Mayo Clinic Glass Shop Celebrates 100 Years

In the 100 years that Mayo Clinic has had its own glass shop in Rochester, Steve Anderson is just the third person to hold the title of scientific glassblower.


Run into him at a party and it might be difficult to get Steve Anderson to open up about what he does for work. "It brings up a lot of questions," he tells us. "I just tell them I'm a scientific glassblower. My wife didn't believe me when I first told her that after we met."

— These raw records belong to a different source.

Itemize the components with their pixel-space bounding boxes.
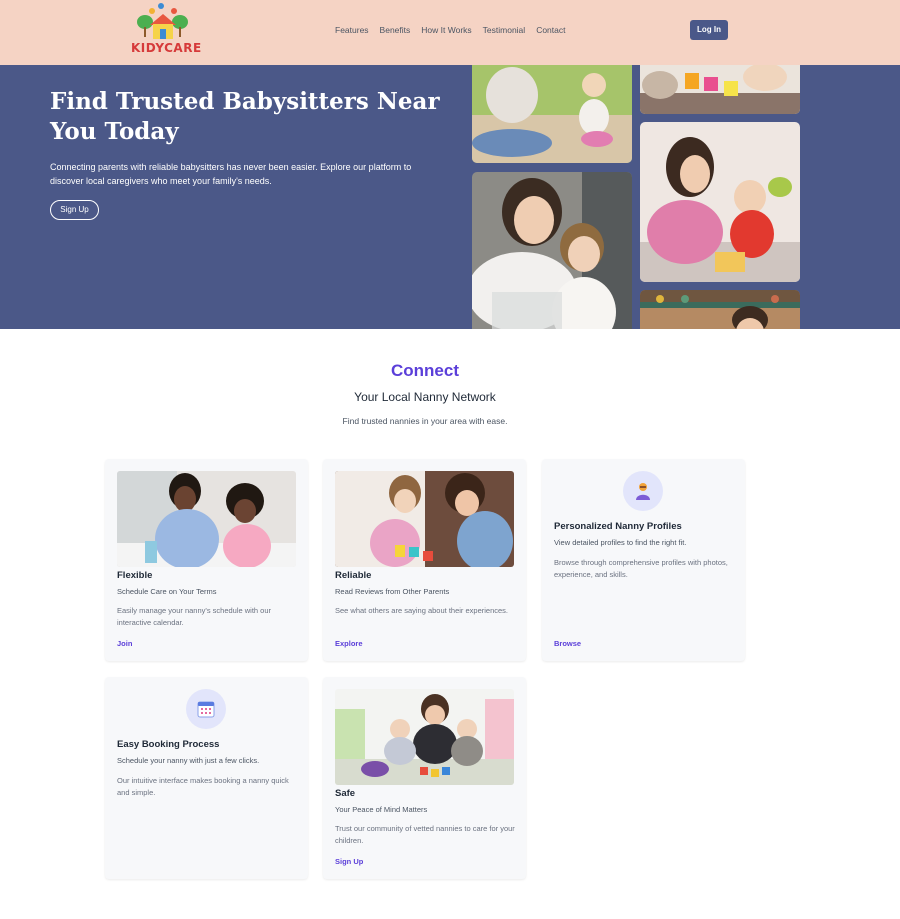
hero-photo-mother-son-drawing [640, 122, 800, 282]
card-subtitle: Schedule your nanny with just a few clic… [117, 756, 260, 765]
person-icon [636, 483, 650, 500]
card-subtitle: View detailed profiles to find the right… [554, 538, 687, 547]
card-description: See what others are saying about their e… [335, 606, 509, 615]
explore-link[interactable]: Explore [335, 639, 363, 648]
section-subtext: Find trusted nannies in your area with e… [342, 416, 508, 426]
nav-how-it-works[interactable]: How It Works [421, 25, 471, 35]
hero-photo-caregiver-room [640, 290, 800, 329]
feature-card-reliable: Reliable Read Reviews from Other Parents… [323, 459, 526, 661]
card-description: Our intuitive interface makes booking a … [117, 776, 289, 797]
main-nav: Features Benefits How It Works Testimoni… [335, 25, 565, 35]
hero-signup-button[interactable]: Sign Up [50, 200, 99, 220]
hero-photo-mother-child-outdoors [472, 65, 632, 163]
hero-section: Find Trusted Babysitters Near You Today … [0, 65, 900, 329]
join-link[interactable]: Join [117, 639, 132, 648]
browse-link[interactable]: Browse [554, 639, 581, 648]
card-image-mother-toddler [335, 471, 514, 567]
login-button[interactable]: Log In [690, 20, 728, 40]
card-subtitle: Schedule Care on Your Terms [117, 587, 217, 596]
nav-testimonial[interactable]: Testimonial [483, 25, 526, 35]
card-subtitle: Your Peace of Mind Matters [335, 805, 428, 814]
hero-description: Connecting parents with reliable babysit… [50, 162, 412, 186]
hero-photo-mother-daughter [472, 172, 632, 329]
section-eyebrow: Connect [391, 361, 459, 380]
nav-features[interactable]: Features [335, 25, 369, 35]
hero-title: Find Trusted Babysitters Near You Today [50, 88, 440, 145]
feature-card-booking: Easy Booking Process Schedule your nanny… [105, 677, 308, 879]
feature-card-safe: Safe Your Peace of Mind Matters Trust ou… [323, 677, 526, 879]
calendar-icon-badge [186, 689, 226, 729]
brand-name: KIDYCARE [131, 41, 202, 55]
card-description: Trust our community of vetted nannies to… [335, 824, 515, 845]
hero-photo-toddler-cups [640, 65, 800, 114]
section-heading: Your Local Nanny Network [354, 390, 496, 404]
card-title: Reliable [335, 570, 372, 581]
signup-link[interactable]: Sign Up [335, 857, 363, 866]
feature-card-flexible: Flexible Schedule Care on Your Terms Eas… [105, 459, 308, 661]
site-header: KIDYCARE Features Benefits How It Works … [0, 0, 900, 65]
profile-icon-badge [623, 471, 663, 511]
card-description: Browse through comprehensive profiles wi… [554, 558, 728, 579]
feature-card-profiles: Personalized Nanny Profiles View detaile… [542, 459, 745, 661]
card-title: Safe [335, 788, 356, 799]
card-subtitle: Read Reviews from Other Parents [335, 587, 450, 596]
nav-benefits[interactable]: Benefits [380, 25, 411, 35]
card-description: Easily manage your nanny's schedule with… [117, 606, 272, 627]
card-title: Flexible [117, 570, 153, 581]
card-title: Easy Booking Process [117, 739, 220, 750]
nav-contact[interactable]: Contact [536, 25, 565, 35]
calendar-icon [197, 701, 215, 718]
card-image-nanny-kids-playmat [335, 689, 514, 785]
card-title: Personalized Nanny Profiles [554, 521, 682, 532]
card-image-nanny-helping-girl [117, 471, 296, 567]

Steve is one of only three people to hold such a position at Mayo Clinic in the 100 years that Mayo's had its own glass shop in Rochester. He got into the biz after reading an article "on strange, little known occupations," including scientific glassblowing. "That sparked my interest," he says. He reached out for information from Salem Community College in Carney’s Point, New Jersey — the "only school in the country that offers a formal scientific glassblowing program." And the rest, as they say, is scientific glassblowing history. "Fifteen years later I came back to Rochester and took over for glassblower Gordon Smith when he decided to retire," Steve tells us.

In the 20 years that he's been head of the one-man glass shop in the basement of the Medical Sciences Building, Steve says there's never been a "typical" day at the office. "I work mainly with research groups, and you just never know what they're going to come through the door with," he says. "Generally speaking, I turn ideas for experiments into glassware. Lately, I've been making aortic training aids. The models replicate aneurysmal disease, providing the opportunity for fellows and residents to practice advanced endovascular skills."

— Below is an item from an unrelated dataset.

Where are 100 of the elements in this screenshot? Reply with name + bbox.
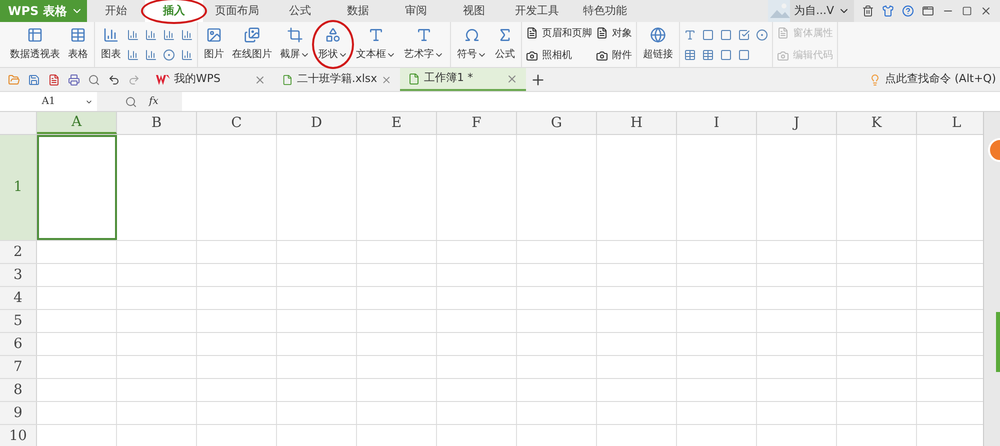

To those who have seen him in action, Steve’s work happens in surprising fashion. "A lot of people who come through on tours think they're going to walk in to the glass shop and see a big tank full of molten glass and blow pipes and all of this other equipment you see at the Renaissance Festival, but that's not how it works," he says.

How it does work, Steve tells us, is through a detailed and meticulous process helped along by a wide variety of tools of the scientific glassblowing trade, including 4- to 5-foot lengths of tubing, a gas oxygen torch, a drill press, belt sander, and wet saw.

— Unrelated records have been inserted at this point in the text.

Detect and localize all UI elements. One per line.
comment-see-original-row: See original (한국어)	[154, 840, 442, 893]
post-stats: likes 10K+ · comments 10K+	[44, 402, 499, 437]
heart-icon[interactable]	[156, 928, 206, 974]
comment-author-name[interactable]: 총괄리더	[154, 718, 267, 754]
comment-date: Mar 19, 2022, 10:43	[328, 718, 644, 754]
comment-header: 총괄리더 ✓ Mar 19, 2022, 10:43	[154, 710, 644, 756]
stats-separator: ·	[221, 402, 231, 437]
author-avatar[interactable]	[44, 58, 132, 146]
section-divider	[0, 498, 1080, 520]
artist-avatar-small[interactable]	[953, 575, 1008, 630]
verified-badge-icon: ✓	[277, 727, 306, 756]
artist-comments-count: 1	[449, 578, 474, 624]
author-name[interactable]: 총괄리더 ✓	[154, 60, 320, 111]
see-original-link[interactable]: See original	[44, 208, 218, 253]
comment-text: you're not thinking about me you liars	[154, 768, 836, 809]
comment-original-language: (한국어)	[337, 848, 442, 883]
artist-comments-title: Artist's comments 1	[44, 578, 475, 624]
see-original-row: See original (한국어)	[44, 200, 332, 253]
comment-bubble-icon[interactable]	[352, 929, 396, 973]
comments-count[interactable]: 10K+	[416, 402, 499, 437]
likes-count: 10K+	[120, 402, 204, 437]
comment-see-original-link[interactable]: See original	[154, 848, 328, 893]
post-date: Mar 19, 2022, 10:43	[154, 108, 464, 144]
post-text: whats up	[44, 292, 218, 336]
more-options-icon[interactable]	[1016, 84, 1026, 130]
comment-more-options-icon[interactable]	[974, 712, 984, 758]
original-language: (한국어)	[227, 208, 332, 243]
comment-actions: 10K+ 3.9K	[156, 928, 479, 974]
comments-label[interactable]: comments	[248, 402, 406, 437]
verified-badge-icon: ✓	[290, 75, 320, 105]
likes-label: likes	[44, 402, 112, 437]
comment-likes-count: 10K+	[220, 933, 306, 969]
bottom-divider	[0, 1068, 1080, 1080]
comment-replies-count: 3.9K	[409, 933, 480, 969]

You can get a firsthand look at some of that equipment, along with some of Steve's own glassblowing creations, at a special exhibit celebrating the 100th anniversary of Mayo Clinic's glass shop in Rochester. The exhibit runs now through early May in the Plummer 12 Library Reference Room in Rochester.

"We have a lot of different apparatus in the exhibit that were made by Mayo's first glassblower, Harry Nunamaker, and some that Mayo's second glassblower Gordon Smith made and that I still currently make myself," Steve says. "There's an aortic model up there as well, and all kinds of information about the glass shop."